That set in motion the chase and eventual capture.
But police say there was little they could do to prevent the man leaving the station.
Senior Sergeant Dan Foley, of Hastings, said they were about to interview the man's partner when he arrived.
"They had come to the police station in Napier and the police were busy co-ordinating interview rooms and people to speak to them," he said.
The women's details had been taken at the front counter, and they were moments from giving a statement.
"Police realised it was quite a serious matter at that stage," he said.
"Staff were being called back to do interviews, it was all under way.
"They were probably minutes away from taking her to an interview room to begin the process of taking a statement from her when he drove past and possibly parked outside."
The support person ran outside to confront him.
"He had a baby in the car and it's possible she was trying to free the baby from the car.
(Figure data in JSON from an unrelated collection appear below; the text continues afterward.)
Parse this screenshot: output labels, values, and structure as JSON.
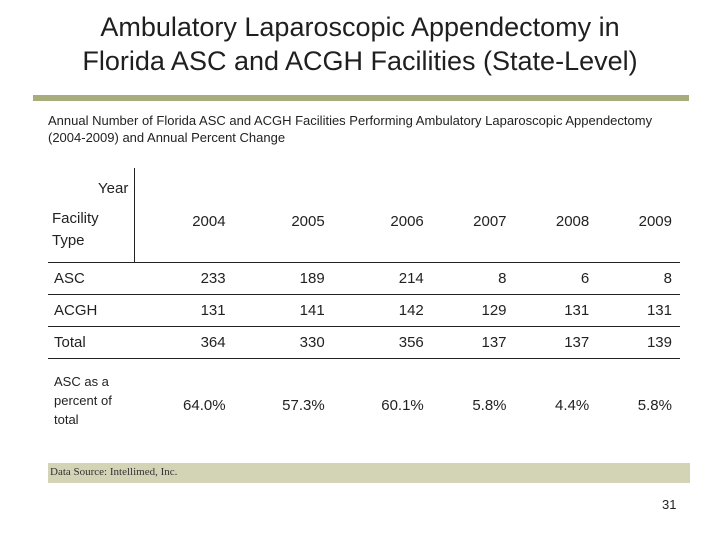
{
  "slide": {
    "title_line1": "Ambulatory Laparoscopic Appendectomy in",
    "title_line2": "Florida ASC and ACGH Facilities (State-Level)",
    "subtitle": "Annual Number of Florida ASC and ACGH Facilities Performing Ambulatory Laparoscopic Appendectomy (2004-2009) and Annual Percent Change",
    "source": "Data Source: Intellimed, Inc.",
    "page_number": "31",
    "colors": {
      "accent_bar": "#a9ad7c",
      "source_bar": "#d3d4b6"
    }
  },
  "table": {
    "header_year": "Year",
    "header_facility_line1": "Facility",
    "header_facility_line2": "Type",
    "years": [
      "2004",
      "2005",
      "2006",
      "2007",
      "2008",
      "2009"
    ],
    "rows": [
      {
        "label": "ASC",
        "values": [
          "233",
          "189",
          "214",
          "8",
          "6",
          "8"
        ]
      },
      {
        "label": "ACGH",
        "values": [
          "131",
          "141",
          "142",
          "129",
          "131",
          "131"
        ]
      },
      {
        "label": "Total",
        "values": [
          "364",
          "330",
          "356",
          "137",
          "137",
          "139"
        ]
      }
    ],
    "percent_row": {
      "label_line1": "ASC as a",
      "label_line2": "percent of",
      "label_line3": "total",
      "values": [
        "64.0%",
        "57.3%",
        "60.1%",
        "5.8%",
        "4.4%",
        "5.8%"
      ]
    }
  }
}
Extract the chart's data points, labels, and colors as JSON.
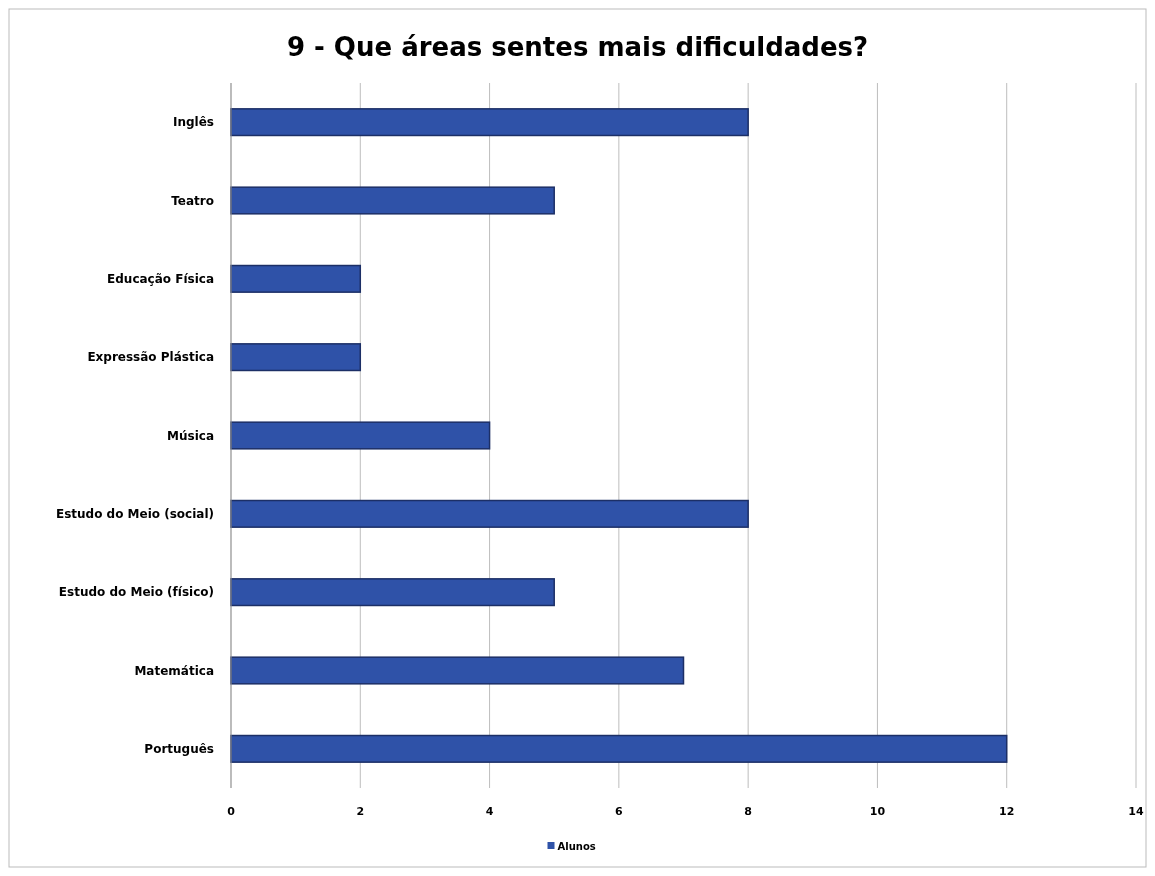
{
  "chart_data": {
    "type": "bar",
    "orientation": "horizontal",
    "title": "9 - Que áreas sentes mais dificuldades?",
    "categories": [
      "Inglês",
      "Teatro",
      "Educação Física",
      "Expressão Plástica",
      "Música",
      "Estudo do Meio (social)",
      "Estudo do Meio (físico)",
      "Matemática",
      "Português"
    ],
    "series": [
      {
        "name": "Alunos",
        "color": "#2f52a8",
        "values": [
          8,
          5,
          2,
          2,
          4,
          8,
          5,
          7,
          12
        ]
      }
    ],
    "xlim": [
      0,
      14
    ],
    "xticks": [
      0,
      2,
      4,
      6,
      8,
      10,
      12,
      14
    ],
    "grid": "x",
    "legend": "bottom"
  }
}
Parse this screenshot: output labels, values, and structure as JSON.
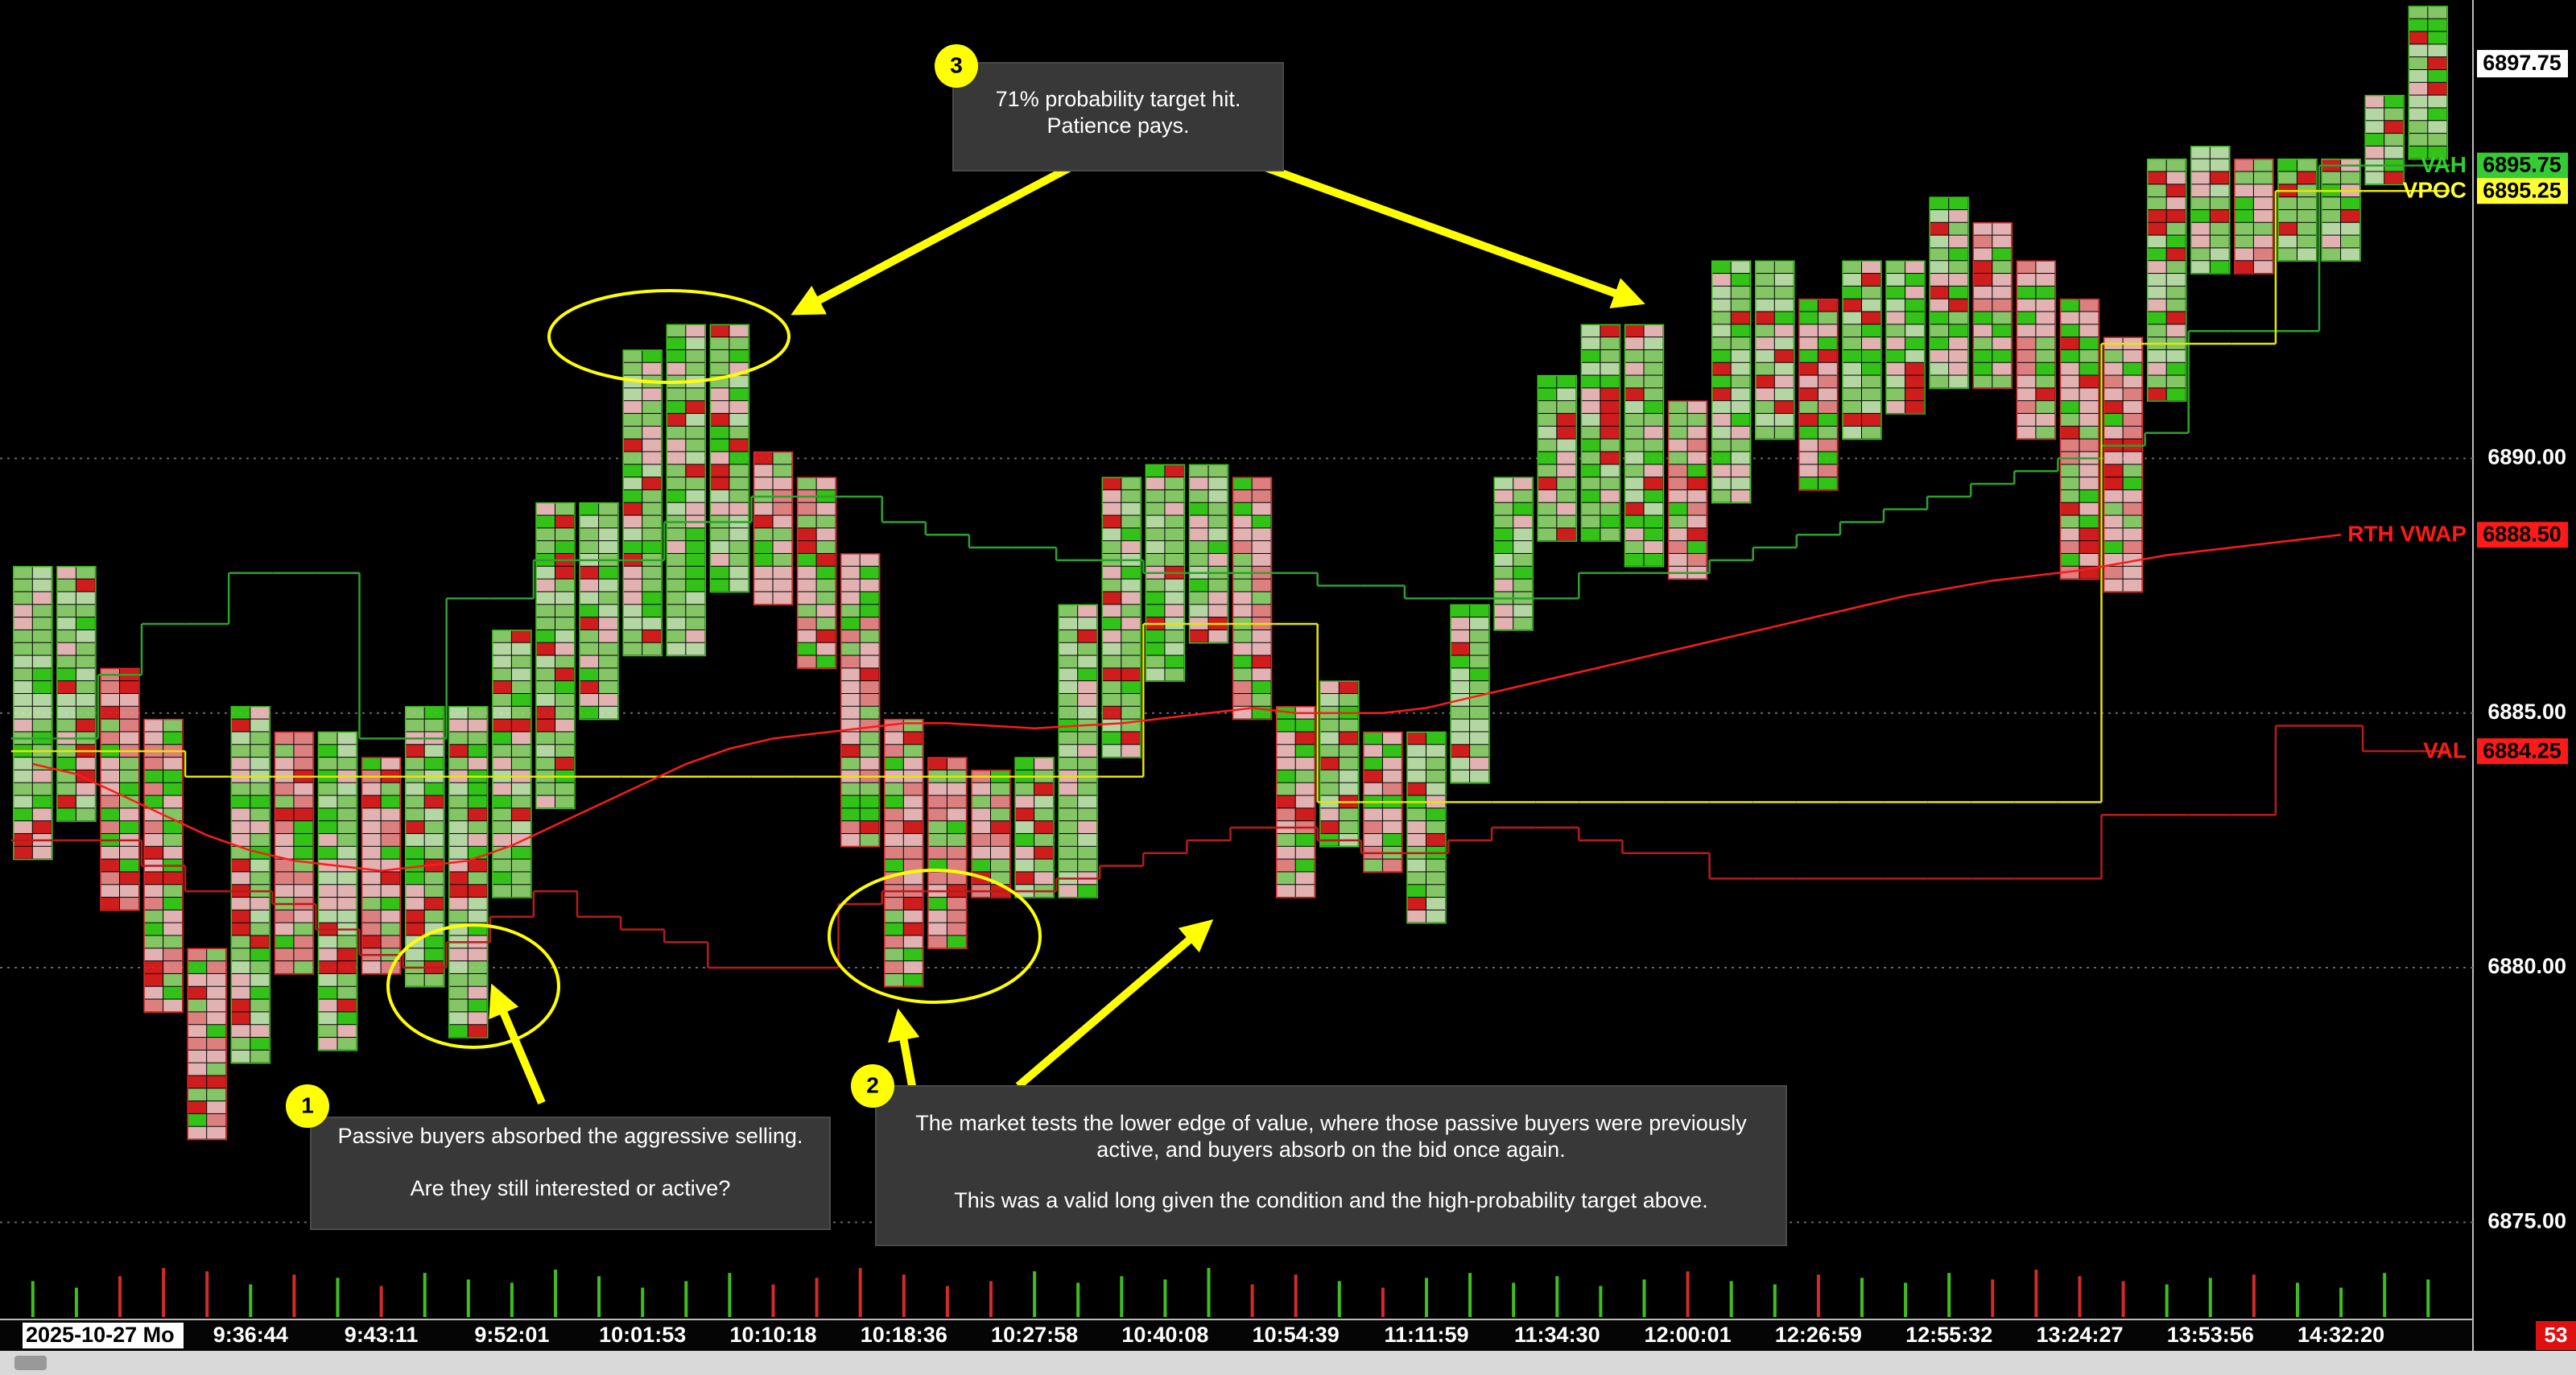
{
  "chart_data": {
    "type": "footprint",
    "categories": [
      "2025-10-27 Mo",
      null,
      null,
      null,
      null,
      "9:36:44",
      null,
      null,
      "9:43:11",
      null,
      null,
      "9:52:01",
      null,
      null,
      "10:01:53",
      null,
      null,
      "10:10:18",
      null,
      null,
      "10:18:36",
      null,
      null,
      "10:27:58",
      null,
      null,
      "10:40:08",
      null,
      null,
      "10:54:39",
      null,
      null,
      "11:11:59",
      null,
      null,
      "11:34:30",
      null,
      null,
      "12:00:01",
      null,
      null,
      "12:26:59",
      null,
      null,
      "12:55:32",
      null,
      null,
      "13:24:27",
      null,
      null,
      "13:53:56",
      null,
      null,
      "14:32:20",
      null,
      null
    ],
    "high": [
      6887.75,
      6887.75,
      6885.75,
      6884.75,
      6880.25,
      6885.0,
      6884.5,
      6884.5,
      6884.0,
      6885.0,
      6885.0,
      6886.5,
      6889.0,
      6889.0,
      6892.0,
      6892.5,
      6892.5,
      6890.0,
      6889.5,
      6888.0,
      6884.75,
      6884.0,
      6883.75,
      6884.0,
      6887.0,
      6889.5,
      6889.75,
      6889.75,
      6889.5,
      6885.0,
      6885.5,
      6884.5,
      6884.5,
      6887.0,
      6889.5,
      6891.5,
      6892.5,
      6892.5,
      6891.0,
      6893.75,
      6893.75,
      6893.0,
      6893.75,
      6893.75,
      6895.0,
      6894.5,
      6893.75,
      6893.0,
      6892.25,
      6895.75,
      6896.0,
      6895.75,
      6895.75,
      6895.75,
      6897.0,
      6898.75
    ],
    "low": [
      6882.25,
      6883.0,
      6881.25,
      6879.25,
      6876.75,
      6878.25,
      6880.0,
      6878.5,
      6880.0,
      6879.75,
      6878.75,
      6881.5,
      6883.25,
      6885.0,
      6886.25,
      6886.25,
      6887.5,
      6887.25,
      6886.0,
      6882.5,
      6879.75,
      6880.5,
      6881.5,
      6881.5,
      6881.5,
      6884.25,
      6885.75,
      6886.5,
      6885.0,
      6881.5,
      6882.5,
      6882.0,
      6881.0,
      6883.75,
      6886.75,
      6888.5,
      6888.5,
      6888.0,
      6887.75,
      6889.25,
      6890.5,
      6889.5,
      6890.5,
      6891.0,
      6891.5,
      6891.5,
      6890.5,
      6887.75,
      6887.5,
      6891.25,
      6893.75,
      6893.75,
      6894.0,
      6894.0,
      6895.5,
      6896.0
    ],
    "up_color": "#3fbf1f",
    "down_color": "#d42a2a",
    "series": [
      {
        "color": "#2ea02e",
        "style": "step",
        "values": [
          6884.5,
          6884.5,
          6885.75,
          6886.75,
          6886.75,
          6887.75,
          6887.75,
          6887.75,
          6884.5,
          6884.5,
          6887.25,
          6887.25,
          6888.0,
          6888.0,
          6888.0,
          6888.75,
          6888.75,
          6889.25,
          6889.25,
          6889.25,
          6888.75,
          6888.5,
          6888.25,
          6888.25,
          6888.0,
          6888.0,
          6887.75,
          6887.75,
          6887.75,
          6887.75,
          6887.5,
          6887.5,
          6887.25,
          6887.25,
          6887.25,
          6887.25,
          6887.75,
          6887.75,
          6887.75,
          6888.0,
          6888.25,
          6888.5,
          6888.75,
          6889.0,
          6889.25,
          6889.5,
          6889.75,
          6890.0,
          6890.25,
          6890.5,
          6892.5,
          6892.5,
          6892.5,
          6895.75,
          6895.75,
          6895.75
        ]
      },
      {
        "color": "#b71c1c",
        "style": "step",
        "values": [
          6882.5,
          6882.5,
          6882.5,
          6882.0,
          6881.5,
          6881.5,
          6881.25,
          6880.75,
          6880.25,
          6880.0,
          6880.5,
          6881.0,
          6881.5,
          6881.0,
          6880.75,
          6880.5,
          6880.0,
          6880.0,
          6880.0,
          6881.25,
          6881.5,
          6881.5,
          6881.5,
          6881.5,
          6881.75,
          6882.0,
          6882.25,
          6882.5,
          6882.75,
          6882.75,
          6882.5,
          6882.25,
          6882.25,
          6882.5,
          6882.75,
          6882.75,
          6882.5,
          6882.25,
          6882.25,
          6881.75,
          6881.75,
          6881.75,
          6881.75,
          6881.75,
          6881.75,
          6881.75,
          6881.75,
          6881.75,
          6883.0,
          6883.0,
          6883.0,
          6883.0,
          6884.75,
          6884.75,
          6884.25,
          6884.25
        ]
      },
      {
        "color": "#e6e600",
        "style": "step",
        "values": [
          6884.25,
          6884.25,
          6884.25,
          6884.25,
          6883.75,
          6883.75,
          6883.75,
          6883.75,
          6883.75,
          6883.75,
          6883.75,
          6883.75,
          6883.75,
          6883.75,
          6883.75,
          6883.75,
          6883.75,
          6883.75,
          6883.75,
          6883.75,
          6883.75,
          6883.75,
          6883.75,
          6883.75,
          6883.75,
          6883.75,
          6886.75,
          6886.75,
          6886.75,
          6886.75,
          6883.25,
          6883.25,
          6883.25,
          6883.25,
          6883.25,
          6883.25,
          6883.25,
          6883.25,
          6883.25,
          6883.25,
          6883.25,
          6883.25,
          6883.25,
          6883.25,
          6883.25,
          6883.25,
          6883.25,
          6883.25,
          6892.25,
          6892.25,
          6892.25,
          6892.25,
          6895.25,
          6895.25,
          6895.25,
          6895.25
        ]
      },
      {
        "color": "#ff1a1a",
        "style": "line",
        "values": [
          6884.0,
          6883.8,
          6883.4,
          6883.0,
          6882.6,
          6882.3,
          6882.1,
          6882.0,
          6881.9,
          6882.0,
          6882.1,
          6882.4,
          6882.8,
          6883.2,
          6883.6,
          6884.0,
          6884.3,
          6884.5,
          6884.6,
          6884.7,
          6884.8,
          6884.8,
          6884.75,
          6884.7,
          6884.75,
          6884.8,
          6884.9,
          6885.0,
          6885.1,
          6885.0,
          6885.0,
          6885.0,
          6885.1,
          6885.3,
          6885.5,
          6885.7,
          6885.9,
          6886.1,
          6886.3,
          6886.5,
          6886.7,
          6886.9,
          6887.1,
          6887.3,
          6887.45,
          6887.6,
          6887.7,
          6887.8,
          6887.95,
          6888.1,
          6888.2,
          6888.3,
          6888.4,
          6888.5,
          null,
          null
        ]
      }
    ],
    "volume": [
      22,
      18,
      25,
      30,
      28,
      20,
      26,
      24,
      19,
      27,
      23,
      21,
      29,
      25,
      18,
      22,
      27,
      20,
      24,
      30,
      26,
      19,
      22,
      28,
      21,
      25,
      23,
      30,
      20,
      26,
      22,
      18,
      24,
      27,
      21,
      25,
      19,
      23,
      28,
      22,
      20,
      26,
      24,
      21,
      27,
      23,
      29,
      25,
      22,
      20,
      24,
      26,
      21,
      18,
      27,
      23
    ],
    "volume_ylim": [
      0,
      35
    ],
    "ylim": [
      6874.5,
      6899.0
    ],
    "yticks": [
      {
        "value": 6875,
        "label": "6875.00"
      },
      {
        "value": 6880,
        "label": "6880.00"
      },
      {
        "value": 6885,
        "label": "6885.00"
      },
      {
        "value": 6890,
        "label": "6890.00"
      }
    ],
    "grid": true,
    "last_price": 6897.75,
    "levels": {
      "names": [
        "VAH",
        "VPOC",
        "RTH VWAP",
        "VAL"
      ],
      "values": [
        6895.75,
        6895.25,
        6888.5,
        6884.25
      ],
      "value_labels": [
        "6895.75",
        "6895.25",
        "6888.50",
        "6884.25"
      ],
      "colors": [
        "#33cc33",
        "#ffff33",
        "#ff1a1a",
        "#ff1a1a"
      ]
    },
    "bar_countdown": 53,
    "annotations": [
      {
        "number": 3,
        "lines": [
          "71% probability target hit.",
          "Patience pays."
        ]
      },
      {
        "number": 1,
        "lines": [
          "Passive buyers absorbed the aggressive selling.",
          "Are they still interested or active?"
        ]
      },
      {
        "number": 2,
        "lines": [
          "The market tests the lower edge of value, where those passive buyers were previously",
          "active, and buyers absorb on the bid once again.",
          "This was a valid long given the condition and the high-probability target above."
        ]
      }
    ]
  }
}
He's grabbed her, thrown her in the car and driven off."
Foley said police immediately went looking for the 36-year-old.
The man, reported to be a Mongrel Mob member, was seen sometime later near Whakatu, between Hastings and Clive.
A witness said he appeared to have an argument on the side of the road with the woman he had abducted, and drove off without her, with police nearby.
He crashed through the gate and drove through the orchard at speed.
Linda Jaggers, who lived nearby, was reported to have said: "He was flying. He must have known where he was going because you wouldn't have known to go where he did."
After losing police, the man abandoned the car on Ngaruroro Ave.
The man went to a local kohanga reo and he persuaded a woman there to give him a ride to Napier, but police stopped her car at a roadblock on the corner of Station Rd and Ngaruroro Ave and he gave up.
He appeared in court yesterday charged with kidnapping, two counts of male assaults female, threatening to kill, reckless driving and failing to stop for police.
Police said more charges were possible.
He was remanded in custody to re-appear in the Napier District Court on August 7.
The baby was returned to his mother after getting the all clear from a doctor.
The incident has shades of a violent show-down in Tokoroa in December 2011, when Jamie Ginns, 32, pursued his former partner, mother of three Matakapua Glassie through central Tokoroa before shooting her metres away from the police station. Ginns later shot himself.